We are left with a tension: RCTs are small, and noisy, but we trust them. Observational studies are larger and thus offer hope for more precise estimation, but we trust them less. “Data-combination estimators” – which synthesize evidence from observational and experimental samples – are a promising method to leverage the size and representativeness of observational studies alongside the clean randomization of RCTs. At root, these methods do things such as shrink RCT subgroup estimates towards observational study estimates to stabilize them, in exchange for (hopefully) a small cost in bias. Many novel “data combination” estimators of this form have been proposed in the past five years (Kallus, Puli, and Shalit (2018), Oberst et al. (2022), Yang, Zeng, and Wang (2020), Wu and Yang (2022), Yang et al. (2023), Cheng and Cai (2021), Chen, Zhang, and Ye (2021), Colnet et al. (2020)).

We use an observational study to construct our RCT design, and then the observational and RCT causal estimates are combined to increase efficiency.

Figure 1: We use an observational study to construct our RCT design, and then the observational and RCT causal estimates are combined to increase efficiency.

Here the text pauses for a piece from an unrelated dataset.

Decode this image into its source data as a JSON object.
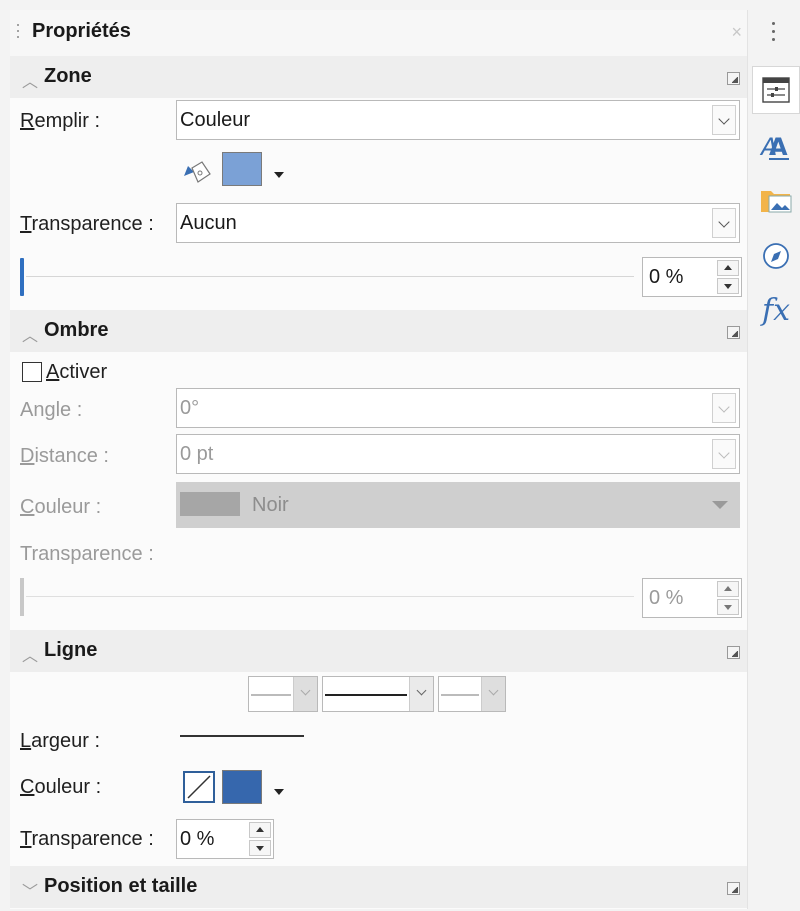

To date, there has been limited attention to how these estimators might influence the design of a prospective experiment. If a researcher is designing a trial of a treatment, and already has some evidence about the treatment’s efficacy from observational studies, how might they alter choices about who to recruit and how to assign the treatment in the experiment? This is where the work we desribe below comes in: We provide a principled approach that works with data-combination estimators that are structured as Empirical Bayes ``shrinkage estimators” to determine ideal sample sizes for the targeted subgroups. We show the general flow of this idea in the figure above

What are we estimating?

In this work we are focused on estimating a vector of Conditional Average Treatment Effects (CATEs), \(\boldsymbol \tau = \left( \tau_1, \dots, \tau_K\right)\), one estimated impact for each subgroup. To be explicit, we are not primarily targeting a population-level ATE for the whole RCT or observational study. Each effect \(\tau_k\) corresponds to a subgroup of the data obtained by stratifying on the effect moderators. We seek to minimize the expectation of the squared error loss in estimating \(\boldsymbol \tau\) with an estimate \(\boldsymbol{\hat \tau}\), i.e. 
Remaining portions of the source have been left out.